The letter further suggests that a “sensible way forward” would be to retain the requirement for a qualifying law degree, or GDL, and to further reform the list of ‘regulated activities’. This would take into account “contemporary needs and restrict practice on an activity by activity basis to those who have demonstrated competence in that activity”. The broadness of the SQE and its almost foundational approach, does remove the option for specialisation which is a recognised reality of legal career development. It would seem that to move into a specialised area, such as corporate law or human rights, a student would have to show themselves as having acquired such experience through the SQE’s work experience options.

It may well be that a middle ground might need to be struck here to better serve those wishing to enter the legal profession and those firms seeking to protect their clients and the quality of their applications. It is not contested that high, consistent standards should be ensured, and the Law Society, in its letter, supported this SQE objective, but some give is either needed by those accepting new lawyers through this path in the future, or the very exam that seeks to grant them entry. As a final note, it is good to see the grounded recognition by the Law Society of the risks to social mobility due to the current lack of funding available for SQE costs, as well as for disabled students through the Disabled Students Allowance.
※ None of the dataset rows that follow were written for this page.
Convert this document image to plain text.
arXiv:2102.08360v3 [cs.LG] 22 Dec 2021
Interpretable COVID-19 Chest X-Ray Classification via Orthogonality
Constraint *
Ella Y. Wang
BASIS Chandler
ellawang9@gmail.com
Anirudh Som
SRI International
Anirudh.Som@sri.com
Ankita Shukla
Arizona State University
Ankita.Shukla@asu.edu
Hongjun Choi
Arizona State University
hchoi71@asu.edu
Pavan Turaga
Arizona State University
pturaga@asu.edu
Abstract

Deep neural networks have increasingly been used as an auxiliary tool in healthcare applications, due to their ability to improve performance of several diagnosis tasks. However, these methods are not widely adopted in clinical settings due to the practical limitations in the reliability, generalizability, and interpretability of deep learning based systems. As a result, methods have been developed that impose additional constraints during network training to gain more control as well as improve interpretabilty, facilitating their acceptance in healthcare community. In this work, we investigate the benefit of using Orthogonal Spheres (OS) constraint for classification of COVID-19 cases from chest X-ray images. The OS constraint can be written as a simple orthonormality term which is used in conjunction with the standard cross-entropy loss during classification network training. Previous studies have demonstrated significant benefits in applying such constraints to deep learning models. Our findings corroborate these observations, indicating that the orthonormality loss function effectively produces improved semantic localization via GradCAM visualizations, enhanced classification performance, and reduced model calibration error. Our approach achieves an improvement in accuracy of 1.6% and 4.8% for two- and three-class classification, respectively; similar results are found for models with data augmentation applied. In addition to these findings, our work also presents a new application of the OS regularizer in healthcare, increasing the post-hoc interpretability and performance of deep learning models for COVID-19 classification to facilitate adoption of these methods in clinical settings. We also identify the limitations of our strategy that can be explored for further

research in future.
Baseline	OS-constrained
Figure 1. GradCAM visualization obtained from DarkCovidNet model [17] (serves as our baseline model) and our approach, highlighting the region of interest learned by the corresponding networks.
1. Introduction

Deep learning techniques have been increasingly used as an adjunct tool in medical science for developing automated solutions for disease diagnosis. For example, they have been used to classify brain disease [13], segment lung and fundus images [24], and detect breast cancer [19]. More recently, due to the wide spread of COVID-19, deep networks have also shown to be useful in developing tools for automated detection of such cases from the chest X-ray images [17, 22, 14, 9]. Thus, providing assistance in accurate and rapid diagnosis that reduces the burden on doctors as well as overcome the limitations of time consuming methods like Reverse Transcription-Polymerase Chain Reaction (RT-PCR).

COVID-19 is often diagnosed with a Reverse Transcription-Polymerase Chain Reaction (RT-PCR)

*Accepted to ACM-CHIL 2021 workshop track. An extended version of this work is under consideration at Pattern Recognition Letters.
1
Continued lobbying for changes here to give this support and to encourage this diversity is needed by both the Law Society and the SRA.

Such a small update on the seemingly inexorable progress of the SQE belies its potential impact. We will have to wait until the LSB’s decision at the end of October to see what they will advocate and whether the SRA will have to go back to the drawing board, so to speak, to better represent the legal industry and its academics. Further to this, with the global Covid 19 pandemic rumbling on in the background, further clarity as to impacts on qualifying experience should be given to assuage fears for those aspiring lawyers seeking to advance in 2021. As ever, do let us know your thoughts on this development, and we will continue to provide updates as they come.